Science Driven by People, Powered by Expertise
Meet the experts advancing vivoPharm’s research excellence
Dr. Ralf Brandt
Is a distinguished pharmaceutical and oncology research executive with over 30 years of experience in drug discovery, oncology, angiogenesis, and preclinical development. He has held senior leadership roles including CEO and Founder of vivoPharm Pty Ltd and vivoPharm Global Pty Ltd, President Discovery at CGIX and VYANT Bio Inc. , and executive positions at Novartis and Bionomics Ltd. Dr. Brandt has advanced more than 50 compounds to clinical studies by generating and presenting non-clinical data to client and/or regulatory bodies, holds five international patents, and authored 27 peer-reviewed publications and several book chapters. He is an expert in in vivo and in vitro pharmacology, cell biology, animal model development, GLP compliance, and translational research, and serves on several scientific advisory boards globally. He earned his PhD in Biochemistry from the Max-Delbrück Center for Molecular Medicine, Berlin, and has received multiple awards including the prestigious Fogarty Fellowship (NIH, USA).
Prof. Dr. Klaus Kutz
Is a German physician and consultant with over 25 years of independent experience in Clinical Pharmacology and Drug Safety, following 12 years in senior international roles at Sandoz and Sanofi. As founder of AccelPharm, he supports small and mid-sized pharmaceutical companies and CROs in early clinical development, regulatory submissions (INDs, NDAs), and safety oversight. His therapeutic expertise spans oncology, cardiovascular disease, gastroenterology, metabolism, neurology, dermatology, and pharmacotherapy in the elderly.

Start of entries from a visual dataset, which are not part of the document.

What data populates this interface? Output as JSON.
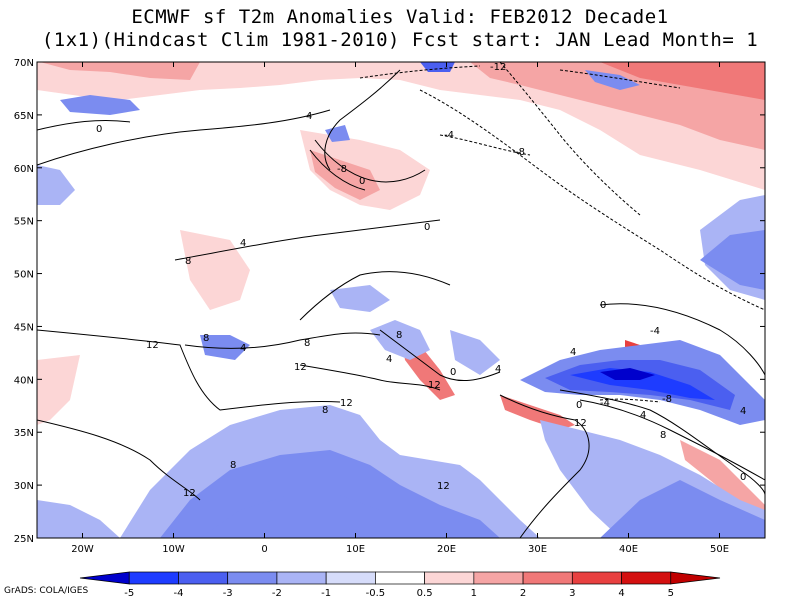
{
  "title": {
    "line1": "ECMWF sf T2m Anomalies Valid: FEB2012 Decade1",
    "line2": "(1x1)(Hindcast Clim 1981-2010) Fcst start: JAN  Lead Month= 1"
  },
  "credit": "GrADS: COLA/IGES",
  "map": {
    "lon_range": [
      -25,
      55
    ],
    "lat_range": [
      25,
      70
    ],
    "lon_ticks": [
      "20W",
      "10W",
      "0",
      "10E",
      "20E",
      "30E",
      "40E",
      "50E"
    ],
    "lon_values": [
      -20,
      -10,
      0,
      10,
      20,
      30,
      40,
      50
    ],
    "lat_ticks": [
      "25N",
      "30N",
      "35N",
      "40N",
      "45N",
      "50N",
      "55N",
      "60N",
      "65N",
      "70N"
    ],
    "lat_values": [
      25,
      30,
      35,
      40,
      45,
      50,
      55,
      60,
      65,
      70
    ],
    "contour_labels": [
      "-12",
      "-8",
      "-4",
      "0",
      "4",
      "8",
      "12"
    ]
  },
  "colorbar": {
    "labels": [
      "-5",
      "-4",
      "-3",
      "-2",
      "-1",
      "-0.5",
      "0.5",
      "1",
      "2",
      "3",
      "4",
      "5"
    ],
    "colors": [
      "#0000cc",
      "#1e3cff",
      "#4b5ff0",
      "#7b8cf0",
      "#aab4f5",
      "#d6dcfa",
      "#ffffff",
      "#fcd6d6",
      "#f5a5a5",
      "#f07878",
      "#e84040",
      "#d41010",
      "#c00000"
    ]
  }
}
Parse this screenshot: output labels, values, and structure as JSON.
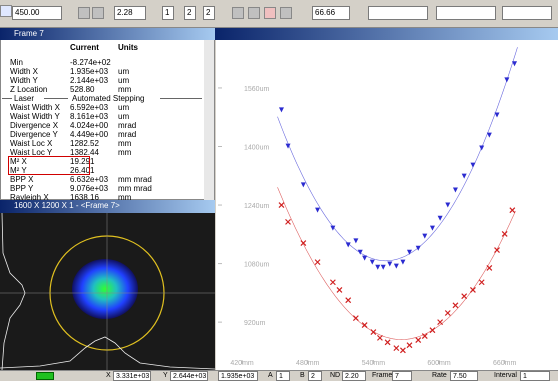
{
  "toolbar": {
    "position": "450.00",
    "fields": [
      "2.28",
      "1",
      "2",
      "2",
      "66.66"
    ]
  },
  "results": {
    "title": "Frame 7",
    "header": [
      "Current",
      "Units"
    ],
    "rows": [
      [
        "Min",
        "-8.274e+02"
      ],
      [
        "Width X",
        "1.935e+03",
        "um"
      ],
      [
        "Width Y",
        "2.144e+03",
        "um"
      ],
      [
        "Z Location",
        "528.80",
        "mm"
      ],
      [
        "Laser",
        "Automated Stepping"
      ],
      [
        "Waist Width X",
        "6.592e+03",
        "um"
      ],
      [
        "Waist Width Y",
        "8.161e+03",
        "um"
      ],
      [
        "Divergence X",
        "4.024e+00",
        "mrad"
      ],
      [
        "Divergence Y",
        "4.449e+00",
        "mrad"
      ],
      [
        "Waist Loc X",
        "1282.52",
        "mm"
      ],
      [
        "Waist Loc Y",
        "1382.44",
        "mm"
      ],
      [
        "M² X",
        "19.291"
      ],
      [
        "M² Y",
        "26.401"
      ],
      [
        "BPP X",
        "6.632e+03",
        "mm mrad"
      ],
      [
        "BPP Y",
        "9.076e+03",
        "mm mrad"
      ],
      [
        "Rayleigh X",
        "1638.16",
        "mm"
      ]
    ]
  },
  "beam": {
    "title": "1600 X 1200 X 1 - <Frame 7>"
  },
  "plot": {
    "type": "scatter",
    "xlim": [
      398,
      706
    ],
    "ylim": [
      822,
      1691
    ],
    "xticks": [
      {
        "value": 420,
        "label": "420mm"
      },
      {
        "value": 480,
        "label": "480mm"
      },
      {
        "value": 540,
        "label": "540mm"
      },
      {
        "value": 600,
        "label": "600mm"
      },
      {
        "value": 660,
        "label": "660mm"
      }
    ],
    "yticks": [
      {
        "value": 920,
        "label": "920um"
      },
      {
        "value": 1080,
        "label": "1080um"
      },
      {
        "value": 1240,
        "label": "1240um"
      },
      {
        "value": 1400,
        "label": "1400um"
      },
      {
        "value": 1560,
        "label": "1560um"
      }
    ],
    "series": [
      {
        "color": "#2b2bd0",
        "marker": "triangle-down",
        "x": [
          456,
          462,
          476,
          489,
          503,
          517,
          524,
          528,
          532,
          539,
          544,
          549,
          555,
          561,
          567,
          573,
          581,
          587,
          594,
          601,
          608,
          615,
          623,
          631,
          639,
          646,
          653,
          662,
          669
        ],
        "values": [
          1500,
          1401,
          1295,
          1226,
          1177,
          1131,
          1142,
          1111,
          1095,
          1084,
          1070,
          1070,
          1079,
          1073,
          1084,
          1111,
          1122,
          1155,
          1177,
          1204,
          1240,
          1281,
          1319,
          1349,
          1396,
          1431,
          1486,
          1582,
          1626
        ]
      },
      {
        "color": "#d02020",
        "marker": "x",
        "x": [
          456,
          462,
          476,
          489,
          503,
          509,
          517,
          524,
          532,
          540,
          546,
          553,
          561,
          567,
          573,
          581,
          587,
          594,
          601,
          608,
          615,
          623,
          631,
          639,
          646,
          653,
          660,
          667
        ],
        "values": [
          1240,
          1194,
          1136,
          1084,
          1029,
          1008,
          980,
          931,
          912,
          893,
          877,
          865,
          849,
          843,
          857,
          871,
          882,
          898,
          920,
          945,
          966,
          991,
          1008,
          1029,
          1068,
          1117,
          1161,
          1226
        ]
      }
    ]
  },
  "status": {
    "x": [
      "X",
      "3.331e+03"
    ],
    "y": [
      "Y",
      "2.644e+03"
    ],
    "width": "1.935e+03",
    "a": [
      "A",
      "1"
    ],
    "b": [
      "B",
      "2"
    ],
    "nd": [
      "ND",
      "2.20"
    ],
    "frame": [
      "Frame",
      "7"
    ],
    "rate": [
      "Rate",
      "7.50"
    ],
    "interval": [
      "Interval",
      "1"
    ]
  }
}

A Professor of Medicine at the University of Bonn, he is board-certified in Internal Medicine, Gastroenterology, and Clinical Pharmacology, and fluent in German, English, and French.
Rosemary Bubner
Is an experienced Scientific Writer with a strong background in pharmaceutical quality assurance and drug analysis. She began her career as a Microbiologist and Laboratory Analyst at Faulding Pharmaceuticals, working to GLP standards in bioequivalence and QA laboratories. Since 2006, she has worked at vivoPharm Pty Ltd, specializing in the preparation of detailed preclinical study reports. Rosemary holds a Bachelor of Applied Science (Medical Technology) from the South Australian Institute of Technology and has completed extensive GLP compliance training.
Dr. Neeta Mathuria
Is a highly experienced Quality Assurance and Preclinical Research professional with over 15 years in toxicology, pharmacology, efficacy testing, and GLP compliance in CROs and pharmaceutical companies. She began her career as a Study Director and later transitioned to Quality Assurance leadership, including her role as Manager – QA at Bharat Serums and Vaccines.
Dr. Mathuria has extensive expertise in OECD GLP, GMP, regulatory compliance, preclinical study audits, SOP implementation, and staff training. She holds a PhD in Zoological Sciences and multiple degrees in Zoology and Education, and has received recognition as Best Scientist and Preclinical Best Research Scientist. She is also an active researcher, reviewer, and editorial board member for international journals.
Dr. Vinod Kumar
Is a seasoned research and development professional with over 18 years of experience across preclinical research, translational science, and early-phase clinical development in global CRO and academic environments.
He currently serves as an Adjunct Senior Fellow at The University of Queensland, leading research in the preclinical development of neuroprotective therapeutics and advanced pharmacokinetic, metabolomic, proteomic, and lipidomic studies.
Dr. Kumar holds a PhD in Drug Development and Pharmacokinetics and brings proven expertise in bioanalytical method validation, in vivo study design, and regulatory compliance. His career includes leadership and technical roles at The University of Queensland, Douglas Pharmaceuticals, and the Auckland Cancer Society Research Centre, reflecting a strong track record in scientific innovation and operational excellence.
Recognised for his depth of knowledge in LC-MS/MS method validation and PK/TK analysis, Dr. Kumar has successfully supported programs involving small molecules, biologics, nanoparticles, and liposomal formulations. He excels at bridging scientific strategy with clinical execution—accelerating the transition from discovery to human studies.